Impact assessment for EA oil pipeline nears completion

What you need to know:

  • The Environmental and Social Impact Assessment report for Uganda-Tanzania crude oil pipeline is expected to be released next month.

Dar es Salaam. The Environmental Social Impact Assessment (Esia) report for the East Africa Crude Oil Pipeline (Eacop) is in the final stages and will be completed by next month.

The completion and approval of the report will give the green light to start of the implementation of the project, which links Hoima in Uganda to Tanga Port in Tanzania. The pipeline is expected to cost $3.5 billion and planned to have a capacity of transporting 216,000 barrels of crude oil per day.

According to earlier negotiations, Uganda will pay Tanzania $12.20 for each barrel flowing through the pipeline.

It was said that the company would submit the report to the National Environment Management Council (Nemc) by December for approval.

Total East Africa B.V’s social and land manager Jean Lennock said as he was addressing participants in a multi-stakeholders meeting on Eacop in the city yesterday convened by the Oxfam in Tanzania. “Land surveys completed on all pipeline corridor and facility sites. Issuance of Esia certificates will follow after the report is being approved by the Nemc,” Lennock explained.

Company’s environmental manager Stan McBride further expounded that the firm has embarked on various mitigation measures to minimise possible environmental hazards, to be caused by the pipeline. In May, 2017, the inter-governmental agreement was signed between Tanzania and Uganda for development of the 1,445-kilometre Eacop.

The project is planned to transport crude oil produced in Uganda’s Albertine Graben to Tanga Port in Tanzania to enable access to the market through the Indian Ocean.

Given the plans to construct the pipeline, civil society organisations in Uganda and Tanzania yesterday convened a multi-stakeholder meeting, among others, the participants met to give updates on progress on the pipeline development, environmental social impact assessments, resettlement frameworks, commercial arrangements and other aspects related to the pipeline roll-out.

“We expect to see a massive flow of foreign direct investment in the country amid completion of the pipeline project,” Tanzania Petroleum Development Corporation’s advocate Goodluck Shirima said when he addressed the meeting yesterday.

Mr Shirima was also concerned that the completion of the pipeline project would benefit both host countries through revenues/taxes, citing also that the project will benefit the host communities in term of direct and indirect jobs.

Mr Shirima is optimistic that the project will attract more investors to come and explore potential oil blocks in the East African Community.

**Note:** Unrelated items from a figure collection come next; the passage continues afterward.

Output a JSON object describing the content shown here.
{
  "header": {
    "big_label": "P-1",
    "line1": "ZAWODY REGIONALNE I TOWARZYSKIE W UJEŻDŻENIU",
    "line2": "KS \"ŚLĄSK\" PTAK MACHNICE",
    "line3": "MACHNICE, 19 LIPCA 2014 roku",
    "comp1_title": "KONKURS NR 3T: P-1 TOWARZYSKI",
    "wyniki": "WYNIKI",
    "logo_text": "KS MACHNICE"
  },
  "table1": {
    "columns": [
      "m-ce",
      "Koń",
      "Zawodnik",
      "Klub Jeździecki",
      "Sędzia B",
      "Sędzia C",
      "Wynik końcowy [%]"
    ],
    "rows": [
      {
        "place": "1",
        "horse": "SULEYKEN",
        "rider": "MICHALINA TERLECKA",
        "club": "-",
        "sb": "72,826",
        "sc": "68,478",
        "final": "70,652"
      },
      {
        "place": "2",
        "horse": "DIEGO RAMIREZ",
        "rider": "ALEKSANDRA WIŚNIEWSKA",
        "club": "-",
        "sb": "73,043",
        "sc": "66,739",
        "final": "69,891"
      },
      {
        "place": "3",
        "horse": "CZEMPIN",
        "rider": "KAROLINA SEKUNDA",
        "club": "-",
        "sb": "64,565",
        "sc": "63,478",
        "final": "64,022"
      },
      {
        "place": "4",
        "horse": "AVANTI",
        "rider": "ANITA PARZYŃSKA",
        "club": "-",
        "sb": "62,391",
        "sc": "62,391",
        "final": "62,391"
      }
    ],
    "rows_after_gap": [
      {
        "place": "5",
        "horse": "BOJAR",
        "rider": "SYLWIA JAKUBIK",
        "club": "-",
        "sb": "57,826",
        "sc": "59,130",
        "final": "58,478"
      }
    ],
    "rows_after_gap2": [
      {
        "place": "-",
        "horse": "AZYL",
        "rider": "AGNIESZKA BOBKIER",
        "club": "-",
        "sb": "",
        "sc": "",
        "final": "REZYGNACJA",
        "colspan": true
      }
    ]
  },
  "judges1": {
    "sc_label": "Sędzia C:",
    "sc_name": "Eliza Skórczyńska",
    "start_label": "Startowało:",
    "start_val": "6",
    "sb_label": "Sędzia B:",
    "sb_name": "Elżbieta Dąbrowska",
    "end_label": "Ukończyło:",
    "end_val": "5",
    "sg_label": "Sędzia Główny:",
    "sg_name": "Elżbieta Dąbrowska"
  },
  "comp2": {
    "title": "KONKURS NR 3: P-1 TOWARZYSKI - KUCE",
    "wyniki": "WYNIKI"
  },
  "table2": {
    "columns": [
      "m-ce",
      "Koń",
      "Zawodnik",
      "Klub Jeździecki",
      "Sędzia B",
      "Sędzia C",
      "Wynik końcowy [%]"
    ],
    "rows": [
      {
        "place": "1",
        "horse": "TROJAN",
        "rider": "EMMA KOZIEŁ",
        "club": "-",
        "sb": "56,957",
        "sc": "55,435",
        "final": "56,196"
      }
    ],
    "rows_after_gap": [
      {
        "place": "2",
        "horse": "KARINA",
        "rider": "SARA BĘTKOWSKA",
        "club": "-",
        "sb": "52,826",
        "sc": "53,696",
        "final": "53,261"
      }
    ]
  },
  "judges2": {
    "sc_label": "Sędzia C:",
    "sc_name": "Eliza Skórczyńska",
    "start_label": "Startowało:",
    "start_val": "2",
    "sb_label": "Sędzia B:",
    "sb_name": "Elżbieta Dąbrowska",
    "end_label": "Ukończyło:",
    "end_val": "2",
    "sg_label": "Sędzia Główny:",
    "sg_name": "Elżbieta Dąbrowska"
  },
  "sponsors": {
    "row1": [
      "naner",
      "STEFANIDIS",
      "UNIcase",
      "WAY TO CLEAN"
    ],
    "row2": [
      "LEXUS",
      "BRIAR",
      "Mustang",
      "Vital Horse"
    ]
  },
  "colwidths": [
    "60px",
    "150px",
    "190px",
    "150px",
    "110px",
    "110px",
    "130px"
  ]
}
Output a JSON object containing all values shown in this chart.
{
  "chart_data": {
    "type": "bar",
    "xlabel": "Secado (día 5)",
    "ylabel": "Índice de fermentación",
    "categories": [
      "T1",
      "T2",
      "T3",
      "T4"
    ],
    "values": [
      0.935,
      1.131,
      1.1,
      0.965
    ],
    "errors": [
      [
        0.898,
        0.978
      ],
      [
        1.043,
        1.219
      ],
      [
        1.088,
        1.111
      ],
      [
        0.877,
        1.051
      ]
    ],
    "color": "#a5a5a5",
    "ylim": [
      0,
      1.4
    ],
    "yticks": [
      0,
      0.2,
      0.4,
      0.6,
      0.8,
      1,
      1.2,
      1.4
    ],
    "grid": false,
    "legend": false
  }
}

“There are oil blocks in Manyara and along Lake Tanganyika. The investors will be interested to explore the Tanzania’s oil blocks,” he said

The meeting under the theme ‘The East Africa Crude Oil Pipeline: Securing the rights and livelihoods of people and the integrity of nature’ was also attended by the community members from along the pipeline route, local government representatives and experts drawn from Uganda, Kenya, the US and Canada.